La Unesco designó hoy como nueva reserva de la biosfera a las Mariñas Coruñesas e Terras do Mandeo, un área en Galicia situada en el litoral cantábrico y atlántico, informó a Efe un portavoz de la organización.

La zona cubre alrededor de 116.000 hectáreas, alberga una población de cerca de 190.000 habitantes y engloba las cuencas de dos grandes ríos, el Mero y el Mandeo, con ecosistemas costeros y de montaña que dan cobijo a una gran diversidad biológica.

La Granja y El Espinar

La Granja y El Espinar, en la Sierra de Guadarrama, han sido también designados reserva de la biosfera durante la reunión en París del Consejo Internacional de Coordinación del Programa sobre el Hombre y la Biosfera (MAB) de esta agencia de Naciones Unidas.

Se trata de una zona que contaba desde 2011 con el apoyo del comité español del MAB tras la candidatura presentada por el Real Sitio de San Ildefonso para lograr su declaración como Reserva de la Biosfera y al año siguiente se adhirió a ella el Ayuntamiento de El Espinar (Segovia).

Desde entonces se pasó a denominar Reserva de la Biosfera Sierra de Guadarrama, con la incorporación del territorio de los Montes de Valsaín, zona perteneciente a El Espinar en el Parque Natural Sierra Norte del Guadarrama.

Esta nueva reserva de la biosfera, que cubre 35.414 hectáreas y aloja a una población de cerca de 14.000 personas, se encuentra en la provincia de Segovia, a 50 kilómetros de Madrid.

La montaña de Valsaín, que es una de las grandes zonas arboladas del país, "reviste considerable valor a la vez ecológico, económico, estético y social", declaró la Unesco.

"La industria vidriera, el turismo y la agricultura a pequeña escala son las demás actividades económicas que alberga el sitio. En la reserva están instalados varios centros de investigación, que se dedican principalmente a la investigación forestal", explicó la organización.

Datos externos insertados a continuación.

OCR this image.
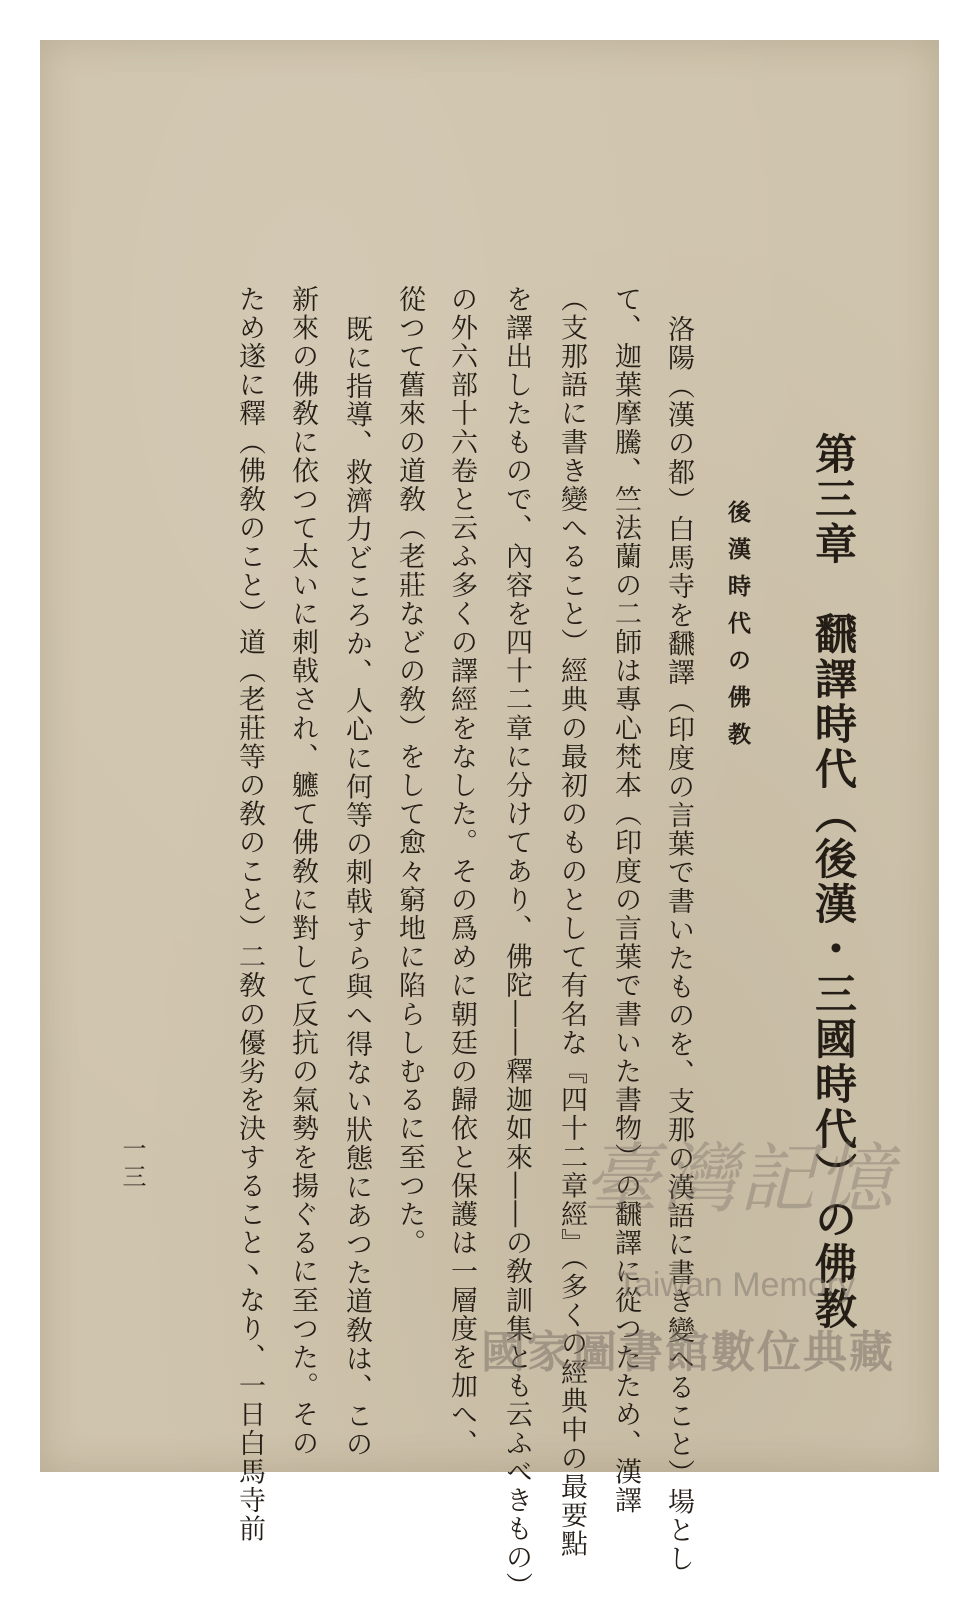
第三章　飜譯時代（後漢・三國時代）の佛教
後漢時代の佛教
洛陽（漢の都）白馬寺を飜譯（印度の言葉で書いたものを、支那の漢語に書き變へること）場とし
て、迦葉摩騰、竺法蘭の二師は專心梵本（印度の言葉で書いた書物）の飜譯に從つたため、漢譯
（支那語に書き變へること）經典の最初のものとして有名な『四十二章經』（多くの經典中の最要點
を譯出したもので、內容を四十二章に分けてあり、佛陀――釋迦如來――の敎訓集とも云ふべきもの）
の外六部十六卷と云ふ多くの譯經をなした。その爲めに朝廷の歸依と保護は一層度を加へ、
從つて舊來の道敎（老莊などの敎）をして愈々窮地に陷らしむるに至つた。
既に指導、救濟力どころか、人心に何等の刺戟すら與へ得ない狀態にあつた道敎は、この
新來の佛敎に依つて太いに刺戟され、軈て佛敎に對して反抗の氣勢を揚ぐるに至つた。その
ため遂に釋（佛敎のこと）道（老莊等の敎のこと）二敎の優劣を決すること丶なり、一日白馬寺前
一三	臺灣記憶
Taiwan Memory
國家圖書館數位典藏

Según la Unesco (Organización de Naciones Unidas para la Educación, la Ciencia y la Cultura), las reservas de biosfera son lugares en los que, en concertación con las poblaciones locales, se experimentan prácticas innovadoras para conciliar la actividad humana y la conservación del medio ambiente.

Las actividades se concentran en ecosistemas particulares: montañas, bosque tropical, sistemas urbanos, tierras húmedas, islas o zonas costeras y marinas.

Iniciado a principios de los años 70, el programa sobre el Hombre y la Biosfera favorece la investigación interdisciplinaria, alienta el refuerzo de capacidades y tiene como principales objetivos reducir la pérdida de la biodiversidad y tratar sus aspectos ecológicos, sociales y económicos, según la Unesco.

Tierras del Ebro

Además, la Unesco designó también a las Tierras del Ebro; se trata de una zona en Cataluña de 367.729 hectáreas de superficie, que cuenta con una población de 190.000 habitantes y abarca el delta y la cuenca del Ebro, que es el río más caudaloso de España.

La nueva reserva de la biosfera de la Unesco (Organización de las Naciones Unidas para la Educación, la Ciencia y la Cultura) alberga "numerosos ecosistemas tanto interiores como costeros", destacó la entidad.

"La mayor parte del sitio está dedicada a la ganadería. También se han desarrollado en él las energías alternativas (eólica, solar o hidráulica), prestando atención al respeto del medio ambiente y el paisaje", agregó.

Las reservas de la biosfera son lugares en los que, en concertación con las poblaciones locales, se aplican prácticas innovadoras para conciliar la actividad humana y la conservación del medio ambiente.

Estas actividades se concentran en ecosistemas particulares: montañas, bosque tropical, sistemas urbanos, tierras húmedas, islas o zonas costeras y marinas.

Lanzado a principios de los años 70, el programa sobre el Hombre y la Biosfera favorece la investigación interdisciplinaria, alienta el refuerzo de capacidades y tiene como principales objetivos reducir la pérdida de la biodiversidad y tratar sus aspectos ecológicos, sociales y económicos, según la Unesco.